Can I use this as a startup valuation calculator?
Yes. For venture-backed startups (Seed through Series C+), select the matching stage and the calculator swaps in stage-appropriate ARR multiple benchmarks, NRR expectations, and Rule of 40 thresholds. It doubles as a SaaS-specific startup valuation calculator for priced-round modeling.
How does Rule of 40 affect SaaS valuation?
Companies over Rule of 40 = 60 get a +2.5× additive bonus to their ARR multiple; 40–60 gets +1.2×; below 0 gets a −2× penalty.

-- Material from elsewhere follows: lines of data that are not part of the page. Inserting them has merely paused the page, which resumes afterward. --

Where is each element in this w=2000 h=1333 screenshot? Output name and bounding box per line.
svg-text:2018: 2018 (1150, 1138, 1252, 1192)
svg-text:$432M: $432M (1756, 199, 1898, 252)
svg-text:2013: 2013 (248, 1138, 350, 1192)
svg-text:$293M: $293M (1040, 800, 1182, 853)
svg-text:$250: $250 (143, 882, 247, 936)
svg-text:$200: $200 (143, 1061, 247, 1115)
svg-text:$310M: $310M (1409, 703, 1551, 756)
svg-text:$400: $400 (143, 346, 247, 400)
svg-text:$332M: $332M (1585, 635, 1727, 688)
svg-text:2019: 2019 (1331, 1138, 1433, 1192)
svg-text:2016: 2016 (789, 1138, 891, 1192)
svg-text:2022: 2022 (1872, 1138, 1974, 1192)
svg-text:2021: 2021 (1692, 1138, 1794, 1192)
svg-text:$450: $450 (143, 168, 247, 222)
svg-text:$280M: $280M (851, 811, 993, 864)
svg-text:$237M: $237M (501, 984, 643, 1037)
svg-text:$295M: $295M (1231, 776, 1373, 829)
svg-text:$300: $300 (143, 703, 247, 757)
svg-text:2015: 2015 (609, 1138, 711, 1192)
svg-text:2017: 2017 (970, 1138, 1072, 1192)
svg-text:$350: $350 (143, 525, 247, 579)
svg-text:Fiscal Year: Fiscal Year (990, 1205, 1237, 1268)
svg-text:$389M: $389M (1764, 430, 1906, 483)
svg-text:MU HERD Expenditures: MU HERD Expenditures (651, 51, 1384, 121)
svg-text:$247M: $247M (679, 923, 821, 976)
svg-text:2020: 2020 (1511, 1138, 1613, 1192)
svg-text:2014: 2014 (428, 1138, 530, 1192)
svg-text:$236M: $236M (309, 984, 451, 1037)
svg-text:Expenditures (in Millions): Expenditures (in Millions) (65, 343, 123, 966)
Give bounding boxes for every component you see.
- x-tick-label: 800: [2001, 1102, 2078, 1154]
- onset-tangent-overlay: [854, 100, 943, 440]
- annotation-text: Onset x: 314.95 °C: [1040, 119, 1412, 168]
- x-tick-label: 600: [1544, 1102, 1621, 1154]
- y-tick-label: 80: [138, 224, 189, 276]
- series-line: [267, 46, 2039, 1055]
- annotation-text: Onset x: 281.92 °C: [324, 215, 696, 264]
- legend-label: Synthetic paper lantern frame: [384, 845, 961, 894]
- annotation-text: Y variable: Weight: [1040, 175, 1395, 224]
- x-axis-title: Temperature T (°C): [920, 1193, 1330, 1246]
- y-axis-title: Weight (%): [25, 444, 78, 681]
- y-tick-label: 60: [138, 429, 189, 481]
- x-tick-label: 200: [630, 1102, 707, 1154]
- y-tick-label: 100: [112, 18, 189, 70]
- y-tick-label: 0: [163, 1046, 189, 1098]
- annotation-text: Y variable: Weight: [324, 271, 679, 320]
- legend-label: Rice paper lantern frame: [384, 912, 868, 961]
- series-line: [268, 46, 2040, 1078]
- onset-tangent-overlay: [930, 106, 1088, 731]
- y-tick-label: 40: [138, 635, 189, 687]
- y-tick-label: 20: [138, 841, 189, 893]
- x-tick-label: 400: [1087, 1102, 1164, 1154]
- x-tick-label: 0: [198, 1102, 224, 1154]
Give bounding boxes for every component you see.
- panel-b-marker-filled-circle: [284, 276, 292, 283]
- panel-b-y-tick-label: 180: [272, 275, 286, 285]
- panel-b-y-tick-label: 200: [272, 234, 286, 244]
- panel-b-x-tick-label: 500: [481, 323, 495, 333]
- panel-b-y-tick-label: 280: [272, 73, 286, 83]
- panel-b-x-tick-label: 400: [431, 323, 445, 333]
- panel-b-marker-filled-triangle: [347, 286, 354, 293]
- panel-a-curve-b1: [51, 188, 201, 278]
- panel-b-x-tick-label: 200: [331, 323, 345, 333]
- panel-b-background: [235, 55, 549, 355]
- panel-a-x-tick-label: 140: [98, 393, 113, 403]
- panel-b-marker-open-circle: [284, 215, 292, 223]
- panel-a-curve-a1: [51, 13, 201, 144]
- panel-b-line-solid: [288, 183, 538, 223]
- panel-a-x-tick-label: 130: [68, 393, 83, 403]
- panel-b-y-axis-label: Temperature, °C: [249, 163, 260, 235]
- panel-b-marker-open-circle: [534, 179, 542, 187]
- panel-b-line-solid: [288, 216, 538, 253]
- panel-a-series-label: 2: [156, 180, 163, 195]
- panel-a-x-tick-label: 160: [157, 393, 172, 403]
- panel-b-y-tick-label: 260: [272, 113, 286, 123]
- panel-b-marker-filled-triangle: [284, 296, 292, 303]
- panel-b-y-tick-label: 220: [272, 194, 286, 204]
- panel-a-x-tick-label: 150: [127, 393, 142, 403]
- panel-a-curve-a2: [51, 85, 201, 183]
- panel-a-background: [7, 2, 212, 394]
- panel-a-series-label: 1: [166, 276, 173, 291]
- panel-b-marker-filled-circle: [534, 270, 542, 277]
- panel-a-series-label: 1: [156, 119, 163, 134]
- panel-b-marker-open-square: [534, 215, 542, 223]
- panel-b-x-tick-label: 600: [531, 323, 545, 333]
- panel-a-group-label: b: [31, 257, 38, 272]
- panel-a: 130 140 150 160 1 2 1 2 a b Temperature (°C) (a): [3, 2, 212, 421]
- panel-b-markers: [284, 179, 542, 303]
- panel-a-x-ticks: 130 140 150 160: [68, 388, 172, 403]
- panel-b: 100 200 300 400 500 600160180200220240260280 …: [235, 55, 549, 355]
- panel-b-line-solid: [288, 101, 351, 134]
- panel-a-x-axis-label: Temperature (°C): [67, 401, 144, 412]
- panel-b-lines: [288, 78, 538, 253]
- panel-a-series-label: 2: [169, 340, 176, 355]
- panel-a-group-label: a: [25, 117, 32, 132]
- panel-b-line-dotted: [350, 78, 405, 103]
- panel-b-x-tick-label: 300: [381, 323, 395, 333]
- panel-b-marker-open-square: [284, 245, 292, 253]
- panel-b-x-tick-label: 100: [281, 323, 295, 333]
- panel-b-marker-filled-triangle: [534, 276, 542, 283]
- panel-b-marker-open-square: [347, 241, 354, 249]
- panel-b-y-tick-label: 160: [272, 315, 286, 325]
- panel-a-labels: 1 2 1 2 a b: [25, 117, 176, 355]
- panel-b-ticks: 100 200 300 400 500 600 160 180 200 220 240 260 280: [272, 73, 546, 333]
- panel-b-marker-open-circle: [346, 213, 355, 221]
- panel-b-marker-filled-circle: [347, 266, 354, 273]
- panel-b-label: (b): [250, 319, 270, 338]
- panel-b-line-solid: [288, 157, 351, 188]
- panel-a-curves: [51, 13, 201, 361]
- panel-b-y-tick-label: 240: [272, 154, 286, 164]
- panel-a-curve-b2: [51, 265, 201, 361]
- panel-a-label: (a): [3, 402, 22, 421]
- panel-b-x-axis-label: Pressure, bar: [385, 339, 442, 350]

It is one of the cleanest levers for SaaS valuation.
What is the EBITDA multiple for SaaS companies?
EBITDA multiple SaaS benchmarks: 10×–15× EBITDA for bootstrapped, durable SaaS with 30%+ FCF margin; 15×–25× for Rule of 40 leaders; 25×+ for category-defining growth SaaS. The calculator cross-checks EBITDA multiple against ARR multiple and DCF.
How do I calculate DCF for a SaaS startup?
10-year FCF projection with growth decaying toward terminal growth, discounted at WACC (8–14%), plus a Gordon Growth terminal value: TV = FCF₁₀ × (1 + g) / (WACC − g).
What is an NRR-adjusted SaaS valuation multiple?
NRR scales the baseline saas valuation multiple: NRR ≥ 130% earns 1.35×; 110–130% gets 1.15×; under 90% gets 0.7×. High-NRR businesses compound faster at lower CAC, so buyers pay up for them.
How do growth rates change the SaaS ARR multiple?
100%+ YoY → 1.6× modifier; 60–100% → 1.3×; 30–60% → 1.0×; 15–30% → 0.75×; below 15% → 0.5×. Growth is the largest single modifier on the SaaS ARR multiple.
What acquisition multiples do bootstrapped SaaS companies get?
Typically 2.5×–5× ARR on marketplaces like Acquire.com and MicroAcquire. Strong profitability and low churn push toward the high end; strategic acquirers and PE rollups pay 3×–5× ARR for profitable SaaS with <5% monthly churn.